Criptografía

    Conjunto de técnicas y disciplinas destinadas a transmitir informaciones y datos entre un emisor y un destinatario que son traducidas a un código secreto conocido por ambos para evitar su lectura e interpretación por terceras personas no autorizadas. Etimológicamente, el término criptografía significa «escritura oculta».

    Las técnicas criptográficas han sido utilizadas desde la antigüedad para el intercambio de mensajes encriptados, especialmente en el marco de las relaciones diplomáticas y en el transcurso de las campañas militares. Los primeros indicios históricos del empleo de estos sistemas se remontan al menos al siglo V a.C. Desde sus inicios, los métodos criptográficos ideaban un sistema de códigos y de cifrado que eran conocidos solamente por los emisores y destinatarios de los mensajes. La interceptación y el desciframiento de tales códigos por potencias rivales o ejércitos enemigos constituían importantes logros estratégicos con capacidad para revertir el signo de una batalla o de influir en el desarrollo de las relaciones políticas y comerciales.

    En el imaginario colectivo es particularmente reseñable el uso de técnicas criptográficas durante la Segunda Guerra Mundial por parte del Ejército alemán. Las máquinas Enigma, basadas en el empleo de rotores electromecánicos para la encriptación y el descifrado de mensajes secretos, estuvieron en uso comercial desde la década de 1920 y fueron utilizadas por las autoridades militares nazis para la comunicación con sus ejércitos. Mediante el uso de las llamadas bombas criptológicas, ingenieros de las potencias aliadas lograron determinar las técnicas de cifrado asociadas a dichas máquinas, lo que supuso para sus países una ventaja de inestimable valor en las labores bélicas de contraespionaje.

    Durante las últimas décadas del siglo XX y los inicios del XXI, el rápido desarrollo de la tecnología digital, la informática, los sistemas de telecomunicaciones y las redes globales de tipo Internet hicieron de la criptografía una ciencia vital para garantizar la confidencialidad, la autenticación y la integridad de los mensajes intercambiados. Estos principios eran imprescindibles para la seguridad de las comunicaciones no sólo militares, como en tiempos pretéritos, sino también de uso civil. Sin la disponibilidad de protocolos seguros de encriptación y desciframiento de las informaciones y los datos que viajan por las líneas de telecomunicación serían impensables los avances actuales en el comercio electrónico, el pago por Internet, la formalización de documentos digitales y muchos otros servicios disponibles a través de las redes globales.

    Algunas técnicas criptográficas comunes utilizadas en las redes de telecomunicaciones actuales son:

    • Uso de claves simétricas, en las cuales una misma clave sirve para cifrar y descifrar los mensajes.

    • Criptografía asimétrica o de clave pública, con dos pares de claves: una pública y conocida en general con la que se encripta el mensaje y otra privada, que sólo el destinatario conoce y utiliza para descifrarlo.

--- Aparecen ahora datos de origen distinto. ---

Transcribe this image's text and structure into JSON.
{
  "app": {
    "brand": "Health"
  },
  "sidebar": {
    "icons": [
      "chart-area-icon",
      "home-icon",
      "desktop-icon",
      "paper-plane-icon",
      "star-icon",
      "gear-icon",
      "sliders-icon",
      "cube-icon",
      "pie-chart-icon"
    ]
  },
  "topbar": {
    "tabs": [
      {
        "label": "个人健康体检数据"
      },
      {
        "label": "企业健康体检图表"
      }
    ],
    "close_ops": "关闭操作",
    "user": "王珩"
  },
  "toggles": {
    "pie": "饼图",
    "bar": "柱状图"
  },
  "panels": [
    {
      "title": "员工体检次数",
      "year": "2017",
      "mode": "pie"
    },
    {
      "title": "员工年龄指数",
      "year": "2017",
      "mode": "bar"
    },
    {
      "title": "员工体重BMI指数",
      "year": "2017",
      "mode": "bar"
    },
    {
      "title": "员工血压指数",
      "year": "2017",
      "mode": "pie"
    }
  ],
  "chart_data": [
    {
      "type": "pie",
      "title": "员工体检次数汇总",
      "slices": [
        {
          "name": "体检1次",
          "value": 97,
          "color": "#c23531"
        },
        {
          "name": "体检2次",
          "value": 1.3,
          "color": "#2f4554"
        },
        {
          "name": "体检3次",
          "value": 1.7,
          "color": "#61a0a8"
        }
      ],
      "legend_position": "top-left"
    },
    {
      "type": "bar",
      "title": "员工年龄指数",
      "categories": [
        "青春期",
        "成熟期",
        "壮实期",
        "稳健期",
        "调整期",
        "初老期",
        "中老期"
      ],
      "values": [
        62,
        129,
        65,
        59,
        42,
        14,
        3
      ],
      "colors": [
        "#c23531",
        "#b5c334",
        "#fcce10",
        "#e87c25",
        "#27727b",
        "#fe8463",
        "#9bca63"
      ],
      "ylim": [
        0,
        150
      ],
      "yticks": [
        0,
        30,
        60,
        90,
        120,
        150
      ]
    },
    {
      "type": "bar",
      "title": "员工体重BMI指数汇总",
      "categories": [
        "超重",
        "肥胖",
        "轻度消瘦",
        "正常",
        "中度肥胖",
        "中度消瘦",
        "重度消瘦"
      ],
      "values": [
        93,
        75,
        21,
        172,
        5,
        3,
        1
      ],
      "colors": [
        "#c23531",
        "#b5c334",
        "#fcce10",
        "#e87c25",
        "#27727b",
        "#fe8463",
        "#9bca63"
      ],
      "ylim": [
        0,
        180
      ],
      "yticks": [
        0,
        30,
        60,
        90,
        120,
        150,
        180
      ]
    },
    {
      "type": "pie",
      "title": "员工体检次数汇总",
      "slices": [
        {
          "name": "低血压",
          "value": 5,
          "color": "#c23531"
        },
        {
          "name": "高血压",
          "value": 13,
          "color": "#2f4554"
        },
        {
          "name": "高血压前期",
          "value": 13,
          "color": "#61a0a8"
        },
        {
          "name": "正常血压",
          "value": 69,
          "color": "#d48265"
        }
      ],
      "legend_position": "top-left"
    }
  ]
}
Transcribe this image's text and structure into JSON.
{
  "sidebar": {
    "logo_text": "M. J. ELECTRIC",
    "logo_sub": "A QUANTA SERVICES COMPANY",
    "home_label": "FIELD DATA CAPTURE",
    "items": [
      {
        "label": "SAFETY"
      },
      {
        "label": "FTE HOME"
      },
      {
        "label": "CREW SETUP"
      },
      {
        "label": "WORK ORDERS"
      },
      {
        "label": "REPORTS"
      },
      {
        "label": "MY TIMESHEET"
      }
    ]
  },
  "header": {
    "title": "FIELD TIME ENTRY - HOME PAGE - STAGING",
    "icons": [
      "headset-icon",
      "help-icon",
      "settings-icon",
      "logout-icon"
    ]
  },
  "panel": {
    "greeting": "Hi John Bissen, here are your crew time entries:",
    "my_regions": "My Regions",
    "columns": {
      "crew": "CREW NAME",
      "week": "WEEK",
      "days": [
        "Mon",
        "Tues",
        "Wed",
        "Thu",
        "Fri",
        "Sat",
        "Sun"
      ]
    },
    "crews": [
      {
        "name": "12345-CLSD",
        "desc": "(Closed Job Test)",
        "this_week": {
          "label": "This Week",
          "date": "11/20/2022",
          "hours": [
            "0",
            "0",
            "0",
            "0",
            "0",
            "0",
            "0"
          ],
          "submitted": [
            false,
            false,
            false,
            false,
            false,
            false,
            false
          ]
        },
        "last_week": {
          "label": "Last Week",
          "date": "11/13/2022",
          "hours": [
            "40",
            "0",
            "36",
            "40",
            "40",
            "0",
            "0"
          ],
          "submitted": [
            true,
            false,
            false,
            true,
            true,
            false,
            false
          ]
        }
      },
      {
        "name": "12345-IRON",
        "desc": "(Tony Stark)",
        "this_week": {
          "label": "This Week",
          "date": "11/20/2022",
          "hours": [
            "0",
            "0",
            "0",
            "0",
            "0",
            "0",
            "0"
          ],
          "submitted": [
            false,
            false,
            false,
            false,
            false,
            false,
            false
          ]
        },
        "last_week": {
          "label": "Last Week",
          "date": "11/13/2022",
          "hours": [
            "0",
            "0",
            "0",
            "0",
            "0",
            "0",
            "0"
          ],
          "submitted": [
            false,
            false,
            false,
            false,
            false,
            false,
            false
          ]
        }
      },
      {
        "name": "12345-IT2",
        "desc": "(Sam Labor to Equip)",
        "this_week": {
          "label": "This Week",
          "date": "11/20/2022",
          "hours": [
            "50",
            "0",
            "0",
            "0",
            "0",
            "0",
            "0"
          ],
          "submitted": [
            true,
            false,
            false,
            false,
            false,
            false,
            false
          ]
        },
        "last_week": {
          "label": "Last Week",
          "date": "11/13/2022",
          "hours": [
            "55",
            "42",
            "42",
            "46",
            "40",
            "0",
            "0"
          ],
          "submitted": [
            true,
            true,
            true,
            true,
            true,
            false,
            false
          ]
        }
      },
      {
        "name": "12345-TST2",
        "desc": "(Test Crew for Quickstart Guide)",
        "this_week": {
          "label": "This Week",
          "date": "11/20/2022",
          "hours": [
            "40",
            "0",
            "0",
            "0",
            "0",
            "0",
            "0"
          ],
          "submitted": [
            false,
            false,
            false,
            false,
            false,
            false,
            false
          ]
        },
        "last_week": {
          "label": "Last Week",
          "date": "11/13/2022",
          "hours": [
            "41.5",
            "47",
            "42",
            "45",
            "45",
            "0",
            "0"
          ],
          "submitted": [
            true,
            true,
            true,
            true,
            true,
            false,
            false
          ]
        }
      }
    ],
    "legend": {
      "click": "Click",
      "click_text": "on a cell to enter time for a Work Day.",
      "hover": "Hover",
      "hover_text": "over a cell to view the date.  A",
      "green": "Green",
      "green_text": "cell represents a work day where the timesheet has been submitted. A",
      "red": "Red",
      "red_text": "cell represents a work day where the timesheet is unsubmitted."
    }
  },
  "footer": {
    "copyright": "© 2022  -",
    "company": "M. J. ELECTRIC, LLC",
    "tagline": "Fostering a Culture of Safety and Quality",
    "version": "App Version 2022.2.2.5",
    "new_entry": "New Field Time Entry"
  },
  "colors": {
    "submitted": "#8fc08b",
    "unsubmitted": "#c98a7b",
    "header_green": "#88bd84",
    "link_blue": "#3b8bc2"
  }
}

    • Criptografía basada en la identidad, una variante de la anterior en la cual en la configuración de las claves intervienen elementos únicos y específicos de los códigos de identidad de las partes que intercambian los mensajes.

    • Empleo de certificados, que son emitidos por una autoridad de certificación a petición de los usuarios para que éstos generen un par propio de claves pública-privada.

    En estas técnicas, para la generación de las claves se emplean complejos algoritmos matemáticos y sistemas de aleatorización especializados. Cuanto mayor sea la longitud de dichas claves, más difícil resultará descifrarlas sin autorización. Sin embargo, la capacidad técnica de los hackers y los piratas informáticos y el desarrollo de potentes herramientas informáticas de búsqueda, generación y descifrado de claves privadas obligan a las empresas y desarrolladores especializados en seguridad informática a idear procedimientos cada vez más robustos y menos vulnerables. En este contexto resultan particularmente interesantes las posibilidades de la llamada criptografía cuántica, basada en los fenómenos físicos del entrelazamiento y la teleportación que, además de ser notoriamente más potente, permite la trazabilidad sistemática de los intentos de descifrado fraudulento de las claves.